I hope you enjoy the inspiration. The web is waiting for you to make it awesome!
Ever wanted your life to be featured in one of your favorite band’s music videos? Thanks to HTML5, that experience is not only possible, but it’s native to your browser. Head on over to The Wilderness Downtown and type in the address of the home you grew up in. Then, watch as Google Maps and Chris Milk (the video’s director) take you on an impressive journey through your past with a soundtrack by The Arcade Fire.
This slick little OS is Linux based and makes no bones about cutting out everything in your way when it comes to accessing the apps you want – whether they be web or native.
Want to see how a word or phrase looks in every font on your computer in a slightly better layout than a drop-down menu? Well, here it is. Check it out!
Who says something has to be flashy (pun intended) and in your face to be siiiiick? Not Nike, because this beautifully subtle site shows how HTML5 can bring native beauty to a whole new level. Head on over and give it a scroll.
The newest and arguably best way to prove what you see when you look at the sky is to draw it on this HTML5 canvas created by the folks over at Klowdz. You can even buy prints of your own work! They’re also saying that soon they will create a “battle” section where you can face off against your friends in endless contests of who is the most right-brained.
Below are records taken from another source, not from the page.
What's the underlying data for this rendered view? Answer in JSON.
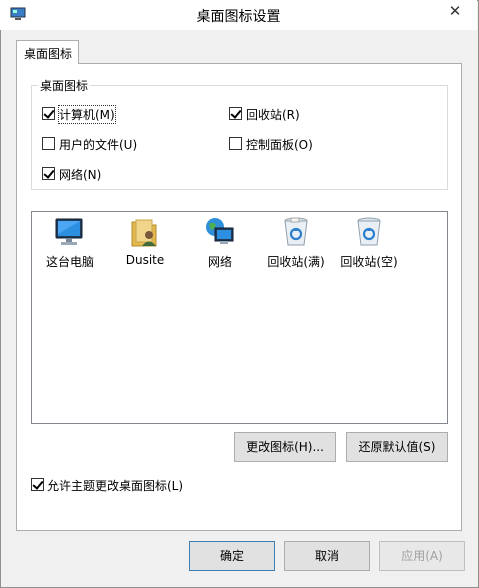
{
  "window": {
    "title": "桌面图标设置",
    "close_glyph": "✕"
  },
  "tab": {
    "label": "桌面图标"
  },
  "group": {
    "legend": "桌面图标",
    "checkboxes": [
      {
        "label": "计算机(M)",
        "checked": true
      },
      {
        "label": "回收站(R)",
        "checked": true
      },
      {
        "label": "用户的文件(U)",
        "checked": false
      },
      {
        "label": "控制面板(O)",
        "checked": false
      },
      {
        "label": "网络(N)",
        "checked": true
      }
    ]
  },
  "icons": [
    {
      "label": "这台电脑",
      "icon": "computer-icon"
    },
    {
      "label": "Dusite",
      "icon": "user-folder-icon"
    },
    {
      "label": "网络",
      "icon": "network-icon"
    },
    {
      "label": "回收站(满)",
      "icon": "recycle-bin-full-icon"
    },
    {
      "label": "回收站(空)",
      "icon": "recycle-bin-empty-icon"
    }
  ],
  "buttons": {
    "change_icon": "更改图标(H)...",
    "restore_default": "还原默认值(S)",
    "ok": "确定",
    "cancel": "取消",
    "apply": "应用(A)"
  },
  "allow_theme": {
    "label": "允许主题更改桌面图标(L)",
    "checked": true
  }
}
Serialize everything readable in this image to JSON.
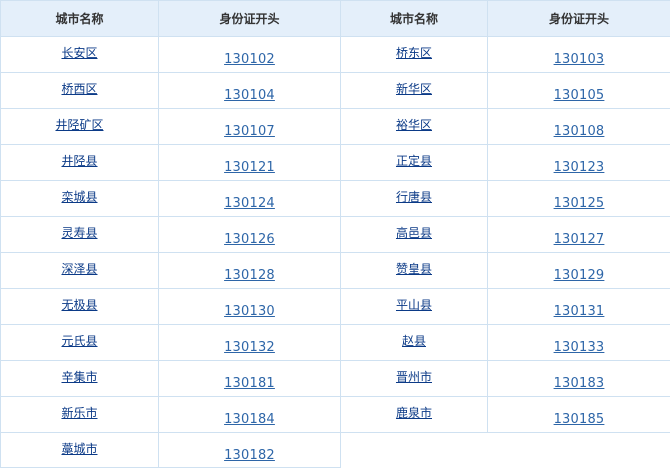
{
  "headers": [
    "城市名称",
    "身份证开头",
    "城市名称",
    "身份证开头"
  ],
  "rows": [
    {
      "c1": "长安区",
      "k1": "130102",
      "c2": "桥东区",
      "k2": "130103"
    },
    {
      "c1": "桥西区",
      "k1": "130104",
      "c2": "新华区",
      "k2": "130105"
    },
    {
      "c1": "井陉矿区",
      "k1": "130107",
      "c2": "裕华区",
      "k2": "130108"
    },
    {
      "c1": "井陉县",
      "k1": "130121",
      "c2": "正定县",
      "k2": "130123"
    },
    {
      "c1": "栾城县",
      "k1": "130124",
      "c2": "行唐县",
      "k2": "130125"
    },
    {
      "c1": "灵寿县",
      "k1": "130126",
      "c2": "高邑县",
      "k2": "130127"
    },
    {
      "c1": "深泽县",
      "k1": "130128",
      "c2": "赞皇县",
      "k2": "130129"
    },
    {
      "c1": "无极县",
      "k1": "130130",
      "c2": "平山县",
      "k2": "130131"
    },
    {
      "c1": "元氏县",
      "k1": "130132",
      "c2": "赵县",
      "k2": "130133"
    },
    {
      "c1": "辛集市",
      "k1": "130181",
      "c2": "晋州市",
      "k2": "130183"
    },
    {
      "c1": "新乐市",
      "k1": "130184",
      "c2": "鹿泉市",
      "k2": "130185"
    },
    {
      "c1": "藁城市",
      "k1": "130182",
      "c2": "",
      "k2": ""
    }
  ],
  "colors": {
    "header_bg": "#e4effa",
    "border": "#cfe1f1",
    "city_link": "#0b3a87",
    "code_link": "#2e66a8"
  }
}
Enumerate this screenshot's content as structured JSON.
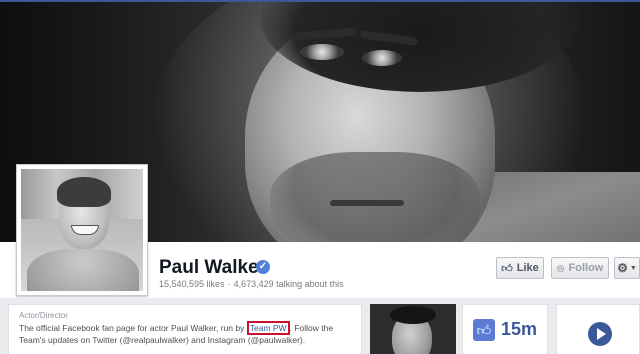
{
  "page": {
    "name": "Paul Walker",
    "verified_icon": "verified-check-icon",
    "likes_text": "15,540,595 likes",
    "separator": "·",
    "talking_text": "4,673,429 talking about this"
  },
  "actions": {
    "like_label": "Like",
    "follow_label": "Follow",
    "like_icon": "thumbs-up-icon",
    "follow_icon": "rss-icon",
    "settings_icon": "gear-icon"
  },
  "about": {
    "category": "Actor/Director",
    "text_before": "The official Facebook fan page for actor Paul Walker, run by ",
    "highlight": "Team PW",
    "text_after": ". Follow the Team's updates on Twitter (@realpaulwalker) and Instagram (@paulwalker).",
    "highlight_color": "#c8102e"
  },
  "likes_card": {
    "count": "15m",
    "icon": "thumbs-up-icon"
  },
  "video_card": {
    "icon": "play-icon"
  },
  "colors": {
    "facebook_blue": "#3b5998",
    "background_gray": "#e9ebee"
  }
}
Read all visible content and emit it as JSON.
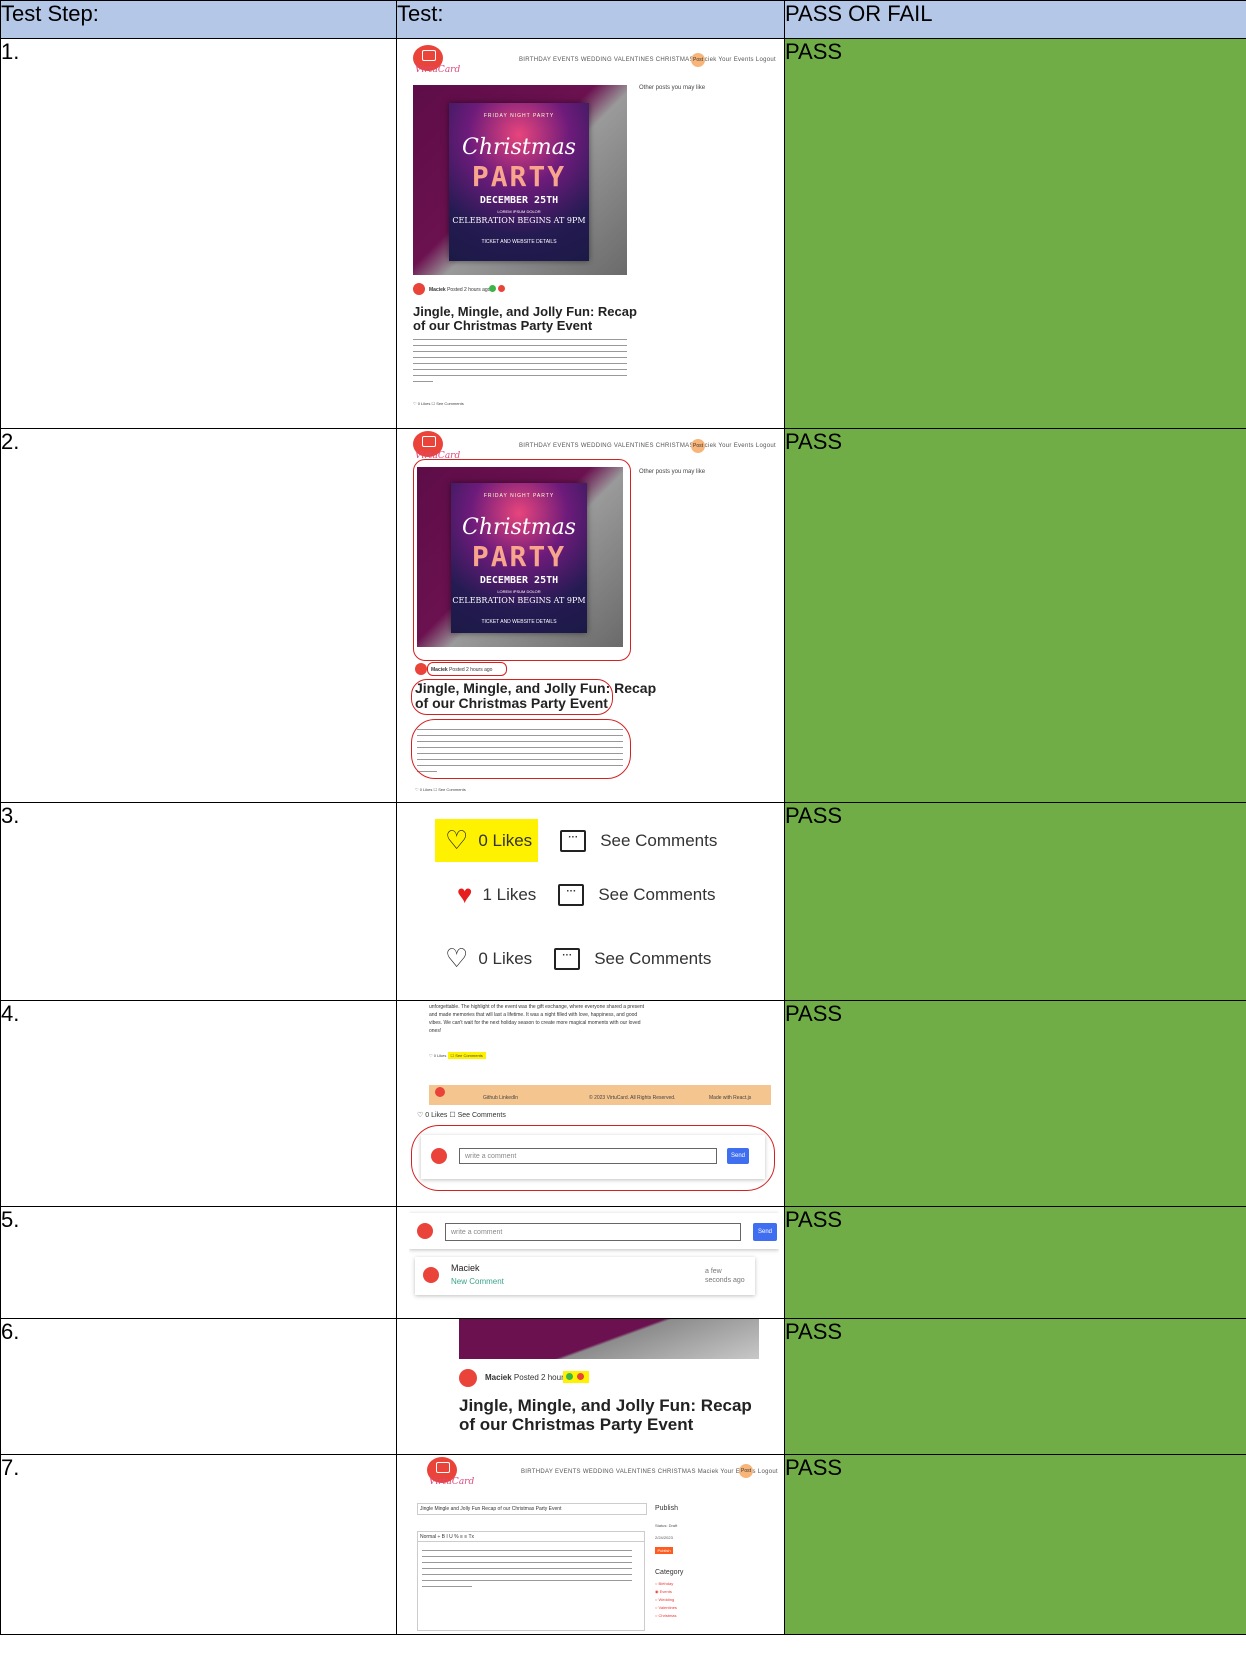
{
  "headers": {
    "step": "Test Step:",
    "test": "Test:",
    "result": "PASS OR FAIL"
  },
  "rows": [
    {
      "step": "1.",
      "result": "PASS"
    },
    {
      "step": "2.",
      "result": "PASS"
    },
    {
      "step": "3.",
      "result": "PASS"
    },
    {
      "step": "4.",
      "result": "PASS"
    },
    {
      "step": "5.",
      "result": "PASS"
    },
    {
      "step": "6.",
      "result": "PASS"
    },
    {
      "step": "7.",
      "result": "PASS"
    }
  ],
  "site": {
    "logo_text": "VirtuCard",
    "nav": "BIRTHDAY  EVENTS  WEDDING  VALENTINES  CHRISTMAS  Maciek  Your Events  Logout",
    "post_button": "Post",
    "other_posts": "Other posts you may like"
  },
  "poster": {
    "top": "FRIDAY NIGHT PARTY",
    "script": "Christmas",
    "party": "PARTY",
    "date": "DECEMBER 25TH",
    "lorem": "LOREM IPSUM DOLOR",
    "celebration": "CELEBRATION BEGINS AT 9PM",
    "ticket": "TICKET AND WEBSITE DETAILS"
  },
  "post": {
    "author": "Maciek",
    "posted": "Posted 2 hours ago",
    "title_line1": "Jingle, Mingle, and Jolly Fun: Recap",
    "title_line2": "of our Christmas Party Event",
    "likes_mini": "0 Likes",
    "comments_mini": "See Comments"
  },
  "likes_demo": [
    {
      "label": "0 Likes",
      "comments": "See Comments",
      "liked": false
    },
    {
      "label": "1 Likes",
      "comments": "See Comments",
      "liked": true
    },
    {
      "label": "0 Likes",
      "comments": "See Comments",
      "liked": false
    }
  ],
  "step4": {
    "text1": "unforgettable. The highlight of the event was the gift exchange, where everyone shared a present",
    "text2": "and made memories that will last a lifetime. It was a night filled with love, happiness, and good",
    "text3": "vibes. We can't wait for the next holiday season to create more magical moments with our loved",
    "text4": "ones!",
    "footer_links": "Github   LinkedIn",
    "footer_copy": "© 2023 VirtuCard. All Rights Reserved.",
    "footer_made": "Made with React.js",
    "likes": "0 Likes",
    "comments": "See Comments",
    "placeholder": "write a comment",
    "send": "Send"
  },
  "step5": {
    "placeholder": "write a comment",
    "send": "Send",
    "author": "Maciek",
    "comment": "New Comment",
    "time": "a few seconds ago"
  },
  "step6": {
    "author": "Maciek",
    "posted": "Posted 2 hours ago",
    "title_line1": "Jingle, Mingle, and Jolly Fun: Recap",
    "title_line2": "of our Christmas Party Event"
  },
  "step7": {
    "title": "Jingle Mingle and Jolly Fun Recap of our Christmas Party Event",
    "toolbar": "Normal   ÷   B  I  U  %   ≡  ≡   Tx",
    "publish": "Publish",
    "status": "Status: Draft",
    "date": "2/24/2023",
    "publish_btn": "Publish",
    "category": "Category",
    "categories": [
      "Birthday",
      "Events",
      "Wedding",
      "Valentines",
      "Christmas"
    ]
  }
}
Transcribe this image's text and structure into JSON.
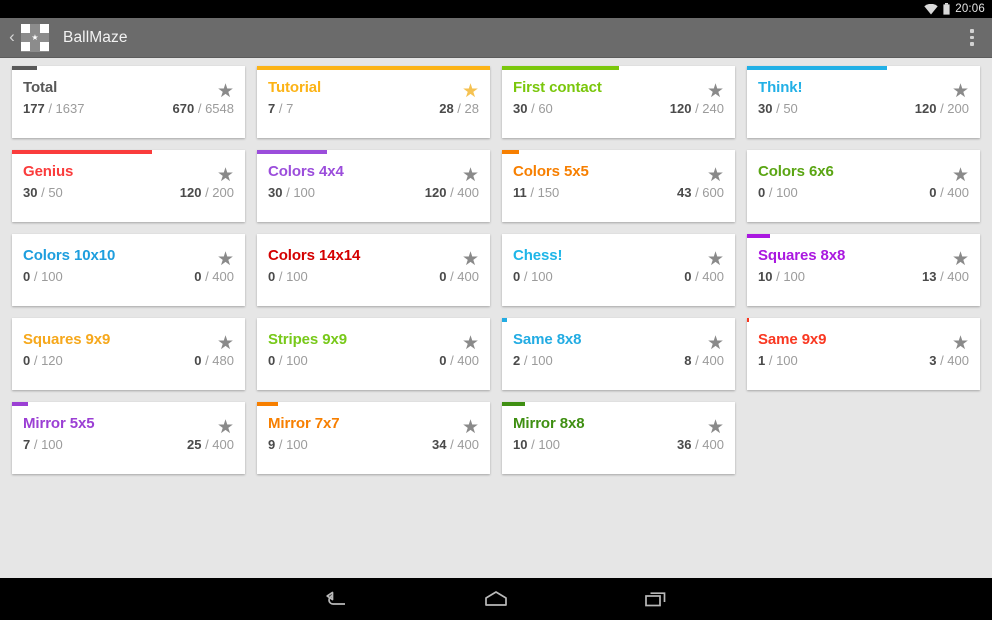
{
  "status_bar": {
    "clock": "20:06",
    "wifi_icon": "wifi-icon",
    "battery_icon": "battery-icon"
  },
  "action_bar": {
    "up_caret": "‹",
    "app_icon": "ballmaze-checkerboard-star-icon",
    "title": "BallMaze",
    "overflow_label": "overflow-menu"
  },
  "navigation_bar": {
    "back": "back-icon",
    "home": "home-icon",
    "recents": "recents-icon"
  },
  "colors": {
    "background": "#e6e6e6",
    "card": "#ffffff",
    "action_bar": "#6b6b6b",
    "star_earned": "#f5c252",
    "star_empty": "#8a8a8a"
  },
  "cards": [
    {
      "title": "Total",
      "color": "#585858",
      "progress_pct": 10.8,
      "levels_done": "177",
      "levels_total": "1637",
      "stars_done": "670",
      "stars_total": "6548",
      "star_filled": false
    },
    {
      "title": "Tutorial",
      "color": "#fcb316",
      "progress_pct": 100,
      "levels_done": "7",
      "levels_total": "7",
      "stars_done": "28",
      "stars_total": "28",
      "star_filled": true
    },
    {
      "title": "First contact",
      "color": "#7ac70c",
      "progress_pct": 50,
      "levels_done": "30",
      "levels_total": "60",
      "stars_done": "120",
      "stars_total": "240",
      "star_filled": false
    },
    {
      "title": "Think!",
      "color": "#22b0e6",
      "progress_pct": 60,
      "levels_done": "30",
      "levels_total": "50",
      "stars_done": "120",
      "stars_total": "200",
      "star_filled": false
    },
    {
      "title": "Genius",
      "color": "#fa3c3c",
      "progress_pct": 60,
      "levels_done": "30",
      "levels_total": "50",
      "stars_done": "120",
      "stars_total": "200",
      "star_filled": false
    },
    {
      "title": "Colors 4x4",
      "color": "#9b4ddb",
      "progress_pct": 30,
      "levels_done": "30",
      "levels_total": "100",
      "stars_done": "120",
      "stars_total": "400",
      "star_filled": false
    },
    {
      "title": "Colors 5x5",
      "color": "#f77f00",
      "progress_pct": 7.3,
      "levels_done": "11",
      "levels_total": "150",
      "stars_done": "43",
      "stars_total": "600",
      "star_filled": false
    },
    {
      "title": "Colors 6x6",
      "color": "#5aa513",
      "progress_pct": 0,
      "levels_done": "0",
      "levels_total": "100",
      "stars_done": "0",
      "stars_total": "400",
      "star_filled": false
    },
    {
      "title": "Colors 10x10",
      "color": "#1e9ede",
      "progress_pct": 0,
      "levels_done": "0",
      "levels_total": "100",
      "stars_done": "0",
      "stars_total": "400",
      "star_filled": false
    },
    {
      "title": "Colors 14x14",
      "color": "#d40000",
      "progress_pct": 0,
      "levels_done": "0",
      "levels_total": "100",
      "stars_done": "0",
      "stars_total": "400",
      "star_filled": false
    },
    {
      "title": "Chess!",
      "color": "#1fb6e8",
      "progress_pct": 0,
      "levels_done": "0",
      "levels_total": "100",
      "stars_done": "0",
      "stars_total": "400",
      "star_filled": false
    },
    {
      "title": "Squares 8x8",
      "color": "#aa18e0",
      "progress_pct": 10,
      "levels_done": "10",
      "levels_total": "100",
      "stars_done": "13",
      "stars_total": "400",
      "star_filled": false
    },
    {
      "title": "Squares 9x9",
      "color": "#f6a81c",
      "progress_pct": 0,
      "levels_done": "0",
      "levels_total": "120",
      "stars_done": "0",
      "stars_total": "480",
      "star_filled": false
    },
    {
      "title": "Stripes 9x9",
      "color": "#78c91a",
      "progress_pct": 0,
      "levels_done": "0",
      "levels_total": "100",
      "stars_done": "0",
      "stars_total": "400",
      "star_filled": false
    },
    {
      "title": "Same 8x8",
      "color": "#23ace3",
      "progress_pct": 2,
      "levels_done": "2",
      "levels_total": "100",
      "stars_done": "8",
      "stars_total": "400",
      "star_filled": false
    },
    {
      "title": "Same 9x9",
      "color": "#f93822",
      "progress_pct": 1,
      "levels_done": "1",
      "levels_total": "100",
      "stars_done": "3",
      "stars_total": "400",
      "star_filled": false
    },
    {
      "title": "Mirror 5x5",
      "color": "#9b3fd4",
      "progress_pct": 7,
      "levels_done": "7",
      "levels_total": "100",
      "stars_done": "25",
      "stars_total": "400",
      "star_filled": false
    },
    {
      "title": "Mirror 7x7",
      "color": "#f77f00",
      "progress_pct": 9,
      "levels_done": "9",
      "levels_total": "100",
      "stars_done": "34",
      "stars_total": "400",
      "star_filled": false
    },
    {
      "title": "Mirror 8x8",
      "color": "#3f8f12",
      "progress_pct": 10,
      "levels_done": "10",
      "levels_total": "100",
      "stars_done": "36",
      "stars_total": "400",
      "star_filled": false
    }
  ]
}
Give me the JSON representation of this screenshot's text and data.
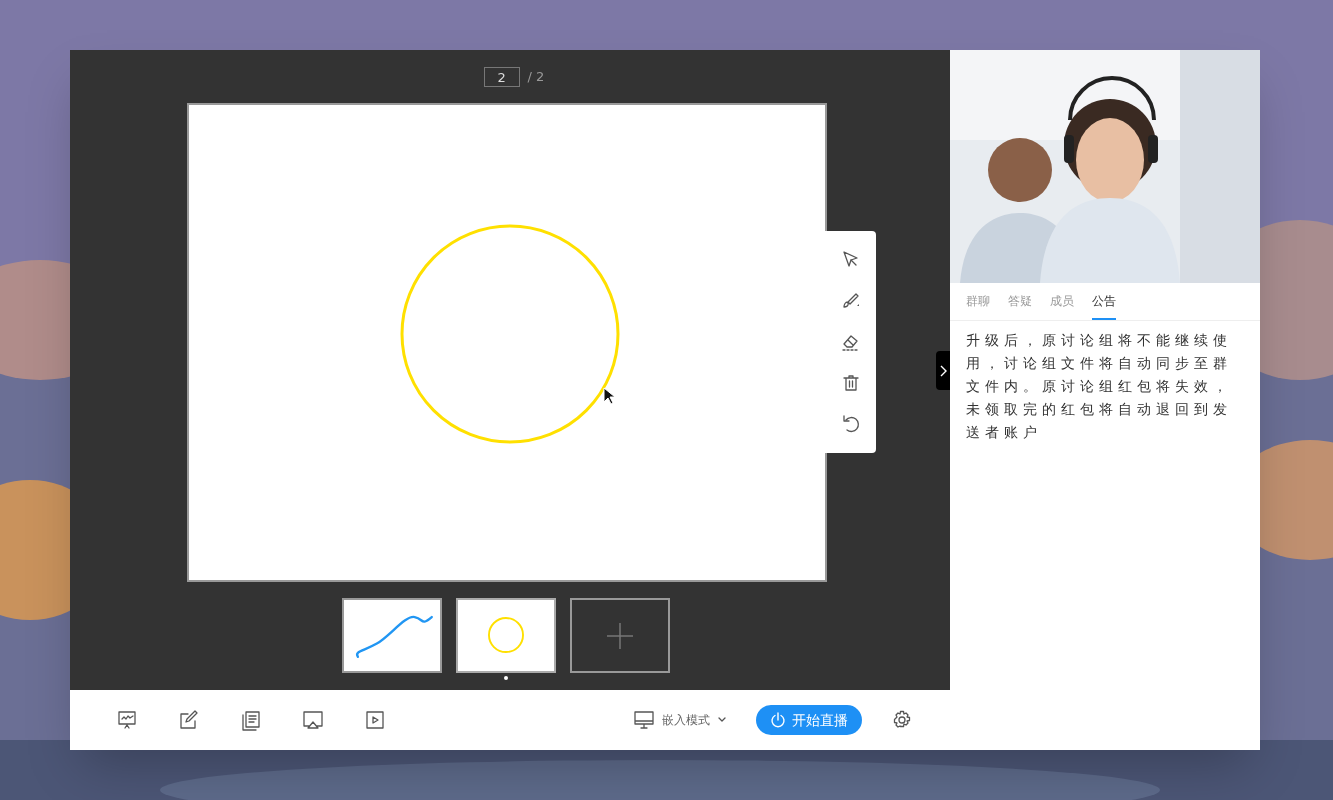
{
  "pager": {
    "value": "2",
    "total": "/ 2"
  },
  "canvas": {
    "shapes": [
      {
        "kind": "circle",
        "color": "#ffe000"
      }
    ]
  },
  "tools": [
    {
      "kind": "select"
    },
    {
      "kind": "brush"
    },
    {
      "kind": "eraser"
    },
    {
      "kind": "delete"
    },
    {
      "kind": "undo"
    }
  ],
  "slides": [
    {
      "kind": "curve",
      "selected": false
    },
    {
      "kind": "circle",
      "selected": true
    },
    {
      "kind": "add",
      "selected": false
    }
  ],
  "bottom_icons": [
    {
      "kind": "whiteboard"
    },
    {
      "kind": "edit"
    },
    {
      "kind": "docs"
    },
    {
      "kind": "cast"
    },
    {
      "kind": "play"
    }
  ],
  "mode": {
    "label": "嵌入模式"
  },
  "live_button": {
    "label": "开始直播"
  },
  "tabs": [
    {
      "label": "群聊",
      "selected": false
    },
    {
      "label": "答疑",
      "selected": false
    },
    {
      "label": "成员",
      "selected": false
    },
    {
      "label": "公告",
      "selected": true
    }
  ],
  "notice": "升级后，原讨论组将不能继续使用，讨论组文件将自动同步至群文件内。原讨论组红包将失效，未领取完的红包将自动退回到发送者账户"
}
Another cool Chrome Experiment, Canvas Cycle is like having an editing panel on your super nintendo. You can pick from a number of different 8-bit scenes and control the audio, zoom, cycle speed (on the water/audio), cycle type, and of course – the color.
This is an HTML5 built 3d calculator that actually allows you to explore a 3d function by rotating the graph with your mouse. What else is there to say? Give it a whirl!
This mashup has me geeking out more than all of the other examples. Why? Because Google Maps provides an API that allows you to create custom overlays using HTML5 Canvas. The most exciting part about this example is that the possibilities I can image are seemingly infinite and useful. This particular overlay shows how many bicycles are available for hire at London Cycle hire stations via data provided by the Boris Bikes API.
This web app allows you to pull up pictures from various web services like flickr and edit/save them using some basic but powerful editing tools.
As part of their ongoing support campaign for HTML5, Google made this nifty ebook called “20 Things I Learned About Browsers & The Web” using – you guessed it – HTML5. It’s a clean site, er, book, with smooth animations and a very handy table of contents page/dock.
I don’t play games online a whole lot, but this one scores points for a nice design and flash free implementation. Isn’t it nice to know that when you do want to play a compulsory game every now and then that the flash plug-in your running won’t crash your browser?